Affirmed and remanded for proceedings consistent with this opinion.


[1] Since the vehicle that collided with the Buick Skylark was a stolen vehicle, it was uninsured for purposes of this litigation. The driver of the stolen vehicle ran through a stop sign while attempting to elude police.

[2] In an action to determine insurance coverage, the insured bears the initial burden of proof to establish a prima facie case of insurance coverage and entitlement to benefits. SCSC Corp. v. Allied Mut. Ins. Co., 536 N.W.2d 305, 311 (Minn. 1995). Once the insured has established a prima facie case of coverage, the burden shifts to the insurer to prove the applicability of any exclusionary clause asserted as an affirmative defense to the insured's claim of coverage. Id. at 313. The policy covering the Chevrolet van provided that State Farm “will pay damages for bodily injury an insured is legally entitled to collect from the owner or driver of an uninsured motor vehicle. The bodily injury must be caused by accident arising out of the operation, maintenance or use of an uninsured motor vehicle.” In the present case, Vue is an insured under the Chevrolet van policy, which defines an insured, in relevant part, as “1.  the first person named in the declarations; [and] 2.  his or her spouse.” Vang was the insured under the van policy; thus, his spouse Vue is also an insured. Further, the Minnesota No-Fault Act, Minn. Stat. §§ 65B.41-.71 (1996) (hereinafter, “No-Fault Act”), provides that an insured, for purposes of the act, includes “the named insured and the following persons not identified by name as an insured while (a residing in the same household with the named insured and (b) not identified by name in any other contract * * * as an insured: (1) a spouse.” Minn. Stat. § 65B.43, subd. 5.

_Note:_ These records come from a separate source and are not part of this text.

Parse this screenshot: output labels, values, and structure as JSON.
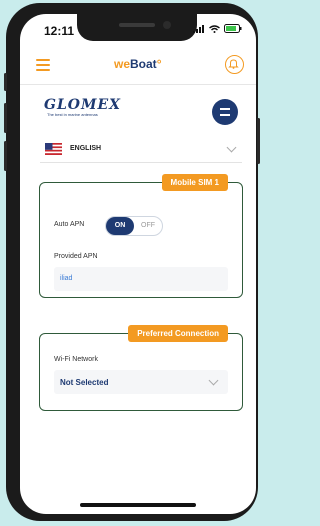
{
  "status_bar": {
    "time": "12:11"
  },
  "header": {
    "app_logo_a": "we",
    "app_logo_b": "Boat",
    "app_logo_c": "°",
    "menu_icon": "hamburger-icon",
    "bell_icon": "bell-icon",
    "accent_color": "#f39a22",
    "brand_color": "#1e3a72"
  },
  "brand": {
    "logo": "GLOMEX",
    "tagline": "The best in marine antennas"
  },
  "language": {
    "selected": "ENGLISH",
    "flag": "us-flag"
  },
  "mobile_sim": {
    "title": "Mobile SIM 1",
    "auto_apn_label": "Auto APN",
    "toggle_on": "ON",
    "toggle_off": "OFF",
    "auto_apn_state": "on",
    "provided_apn_label": "Provided APN",
    "provided_apn_value": "iliad"
  },
  "preferred_connection": {
    "title": "Preferred Connection",
    "wifi_label": "Wi-Fi Network",
    "wifi_value": "Not Selected"
  }
}
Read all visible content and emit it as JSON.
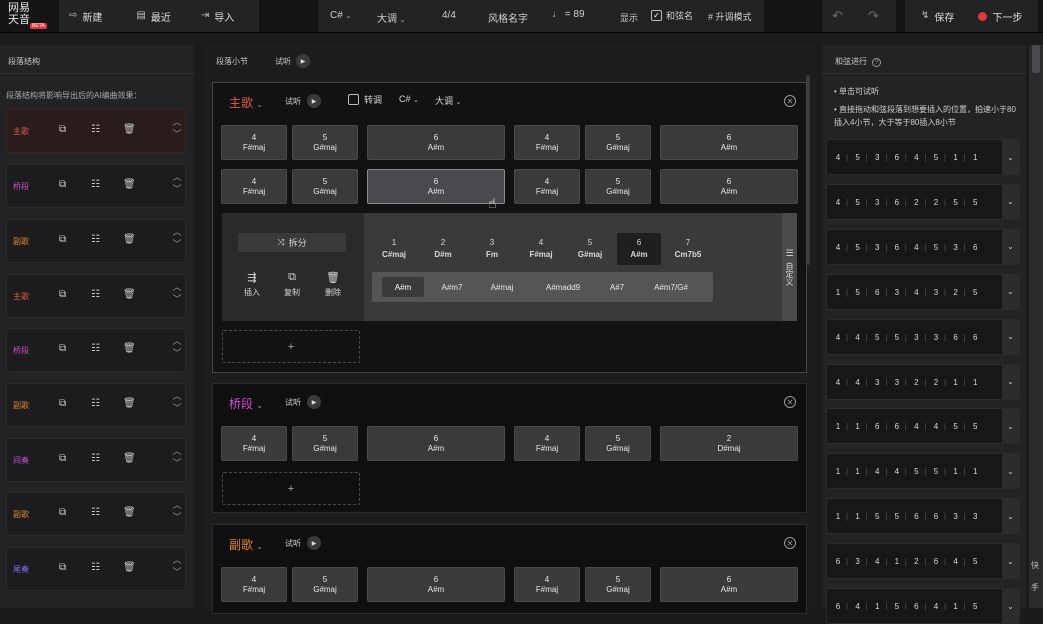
{
  "logo": {
    "line1": "网易",
    "line2": "天音",
    "badge": "BETA"
  },
  "toolbar": {
    "new_label": "新建",
    "recent_label": "最近",
    "import_label": "导入",
    "key": "C#",
    "mode": "大调",
    "time_sig": "4/4",
    "style": "风格名字",
    "tempo": "89",
    "display_label": "显示",
    "chord_name_label": "和弦名",
    "sharp_mode_label": "升调模式",
    "save_label": "保存",
    "next_label": "下一步"
  },
  "left_panel": {
    "title": "段落结构",
    "hint": "段落结构将影响导出后的AI编曲效果：",
    "sections": [
      {
        "label": "主歌",
        "color": "#e05a4a",
        "selected": true
      },
      {
        "label": "桥段",
        "color": "#d04fd0"
      },
      {
        "label": "副歌",
        "color": "#e0832c"
      },
      {
        "label": "主歌",
        "color": "#e05a4a"
      },
      {
        "label": "桥段",
        "color": "#d04fd0"
      },
      {
        "label": "副歌",
        "color": "#e0832c"
      },
      {
        "label": "间奏",
        "color": "#c24fd6"
      },
      {
        "label": "副歌",
        "color": "#e0832c"
      },
      {
        "label": "尾奏",
        "color": "#8b6bf0"
      }
    ]
  },
  "middle_panel": {
    "title": "段落小节",
    "listen_label": "试听"
  },
  "sections": [
    {
      "name": "主歌",
      "color": "#e05a4a",
      "listen": "试听",
      "modulate_label": "转调",
      "key": "C#",
      "mode": "大调",
      "rows": [
        [
          {
            "deg": "4",
            "name": "F#maj"
          },
          {
            "deg": "5",
            "name": "G#maj"
          },
          {
            "deg": "6",
            "name": "A#m"
          },
          {
            "deg": "4",
            "name": "F#maj"
          },
          {
            "deg": "5",
            "name": "G#maj"
          },
          {
            "deg": "6",
            "name": "A#m"
          }
        ],
        [
          {
            "deg": "4",
            "name": "F#maj"
          },
          {
            "deg": "5",
            "name": "G#maj"
          },
          {
            "deg": "6",
            "name": "A#m"
          },
          {
            "deg": "4",
            "name": "F#maj"
          },
          {
            "deg": "5",
            "name": "G#maj"
          },
          {
            "deg": "6",
            "name": "A#m"
          }
        ]
      ]
    },
    {
      "name": "桥段",
      "color": "#d04fd0",
      "listen": "试听",
      "rows": [
        [
          {
            "deg": "4",
            "name": "F#maj"
          },
          {
            "deg": "5",
            "name": "G#maj"
          },
          {
            "deg": "6",
            "name": "A#m"
          },
          {
            "deg": "4",
            "name": "F#maj"
          },
          {
            "deg": "5",
            "name": "G#maj"
          },
          {
            "deg": "2",
            "name": "D#maj"
          }
        ]
      ]
    },
    {
      "name": "副歌",
      "color": "#e0832c",
      "listen": "试听",
      "rows": [
        [
          {
            "deg": "4",
            "name": "F#maj"
          },
          {
            "deg": "5",
            "name": "G#maj"
          },
          {
            "deg": "6",
            "name": "A#m"
          },
          {
            "deg": "4",
            "name": "F#maj"
          },
          {
            "deg": "5",
            "name": "G#maj"
          },
          {
            "deg": "6",
            "name": "A#m"
          }
        ]
      ]
    }
  ],
  "editor": {
    "split_label": "拆分",
    "insert_label": "插入",
    "copy_label": "复制",
    "delete_label": "删除",
    "custom_label": "自定义",
    "degrees": [
      {
        "deg": "1",
        "name": "C#maj"
      },
      {
        "deg": "2",
        "name": "D#m"
      },
      {
        "deg": "3",
        "name": "Fm"
      },
      {
        "deg": "4",
        "name": "F#maj"
      },
      {
        "deg": "5",
        "name": "G#maj"
      },
      {
        "deg": "6",
        "name": "A#m"
      },
      {
        "deg": "7",
        "name": "Cm7b5"
      }
    ],
    "variants": [
      "A#m",
      "A#m7",
      "A#maj",
      "A#madd9",
      "A#7",
      "A#m7/G#"
    ]
  },
  "right_panel": {
    "title": "和弦进行",
    "tip1": "单击可试听",
    "tip2": "直接拖动和弦段落到想要插入的位置，拍速小于80插入4小节，大于等于80插入8小节",
    "progressions": [
      [
        "4",
        "5",
        "3",
        "6",
        "4",
        "5",
        "1",
        "1"
      ],
      [
        "4",
        "5",
        "3",
        "6",
        "2",
        "2",
        "5",
        "5"
      ],
      [
        "4",
        "5",
        "3",
        "6",
        "4",
        "5",
        "3",
        "6"
      ],
      [
        "1",
        "5",
        "6",
        "3",
        "4",
        "3",
        "2",
        "5"
      ],
      [
        "4",
        "4",
        "5",
        "5",
        "3",
        "3",
        "6",
        "6"
      ],
      [
        "4",
        "4",
        "3",
        "3",
        "2",
        "2",
        "1",
        "1"
      ],
      [
        "1",
        "1",
        "6",
        "6",
        "4",
        "4",
        "5",
        "5"
      ],
      [
        "1",
        "1",
        "4",
        "4",
        "5",
        "5",
        "1",
        "1"
      ],
      [
        "1",
        "1",
        "5",
        "5",
        "6",
        "6",
        "3",
        "3"
      ],
      [
        "6",
        "3",
        "4",
        "1",
        "2",
        "6",
        "4",
        "5"
      ],
      [
        "6",
        "4",
        "1",
        "5",
        "6",
        "4",
        "1",
        "5"
      ]
    ]
  },
  "edge_labels": {
    "a": "快",
    "b": "手"
  }
}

[3] At oral argument, State Farm conceded that under our prior holdings, “the insured” in the exclusionary clause must be construed as the same person as “any insured” earlier in the clause. See Hogs Unlimited v. Farm Bureau Mut. Ins. Co., 401 N.W.2d 381, 384-85 (Minn. 1987). Thus, the exclusionary clause would apply to Vue only if Vue owns the Buick Skylark.

[4] In Hanson, we expressly reserved the question of “what effect section 65B.49, subd. 3a(7), might have on a claimant who does not own the [vehicle] involved in the accident.” Hanson, 417 N.W.2d at 96, n 2.